Nystagmus represents a complex and multifaceted ocular motor disorder that spans physiological variations, congenital conditions, and a spectrum of acquired neurological pathologies. This comprehensive review underscores the importance of a systematic clinical approach, including detailed history, waveform analysis, and neuroanatomical correlation, to aid accurate diagnosis. The integration of bedside tests—such as the HINTS exam—with advanced technologies like video-oculography, OCT, and MRI enables clinicians to delineate between central and peripheral causes more precisely. Moreover, differentiating true nystagmus from nystagmoid intrusions enhances diagnostic specificity.
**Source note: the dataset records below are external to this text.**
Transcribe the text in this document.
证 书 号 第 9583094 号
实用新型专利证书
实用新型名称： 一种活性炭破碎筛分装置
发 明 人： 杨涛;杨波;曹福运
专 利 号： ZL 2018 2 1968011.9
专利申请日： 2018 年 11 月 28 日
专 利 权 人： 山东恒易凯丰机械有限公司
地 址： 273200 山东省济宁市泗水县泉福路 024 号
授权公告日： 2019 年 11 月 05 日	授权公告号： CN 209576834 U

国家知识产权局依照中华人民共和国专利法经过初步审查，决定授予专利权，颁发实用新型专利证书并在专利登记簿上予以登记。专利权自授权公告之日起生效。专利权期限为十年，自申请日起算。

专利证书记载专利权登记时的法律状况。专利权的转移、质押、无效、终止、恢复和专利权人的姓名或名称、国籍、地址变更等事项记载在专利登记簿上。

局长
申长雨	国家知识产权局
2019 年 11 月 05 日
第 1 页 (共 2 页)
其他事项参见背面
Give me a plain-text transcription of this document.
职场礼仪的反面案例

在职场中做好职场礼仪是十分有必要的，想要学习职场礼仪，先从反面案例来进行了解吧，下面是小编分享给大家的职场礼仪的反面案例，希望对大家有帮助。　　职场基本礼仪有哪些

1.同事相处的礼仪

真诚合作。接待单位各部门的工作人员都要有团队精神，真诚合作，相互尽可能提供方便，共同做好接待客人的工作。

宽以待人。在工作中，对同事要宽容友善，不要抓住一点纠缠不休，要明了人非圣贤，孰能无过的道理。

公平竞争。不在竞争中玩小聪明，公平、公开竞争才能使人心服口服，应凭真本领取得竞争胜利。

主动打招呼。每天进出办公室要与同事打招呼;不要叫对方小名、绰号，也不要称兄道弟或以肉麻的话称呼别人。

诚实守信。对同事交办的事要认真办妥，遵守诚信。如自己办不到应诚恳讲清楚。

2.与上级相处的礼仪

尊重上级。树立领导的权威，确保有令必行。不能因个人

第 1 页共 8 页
While some forms of nystagmus remain benign or self-limiting, others signal serious systemic or neurological diseases that require prompt intervention. Emerging advances such as gene therapy, targeted pharmacologic agents (eg, memantine, gabapentin, 4-aminopyridine), and refined electrophysiological techniques are gradually transforming management paradigms. Ultimately, the goal is to not only address the underlying etiology but also improve visual function and quality of life for affected individuals. Ongoing interdisciplinary collaboration, coupled with innovations in neuro-ophthalmic diagnostics and therapeutics, will be crucial in translating evolving research insights into better clinical outcomes.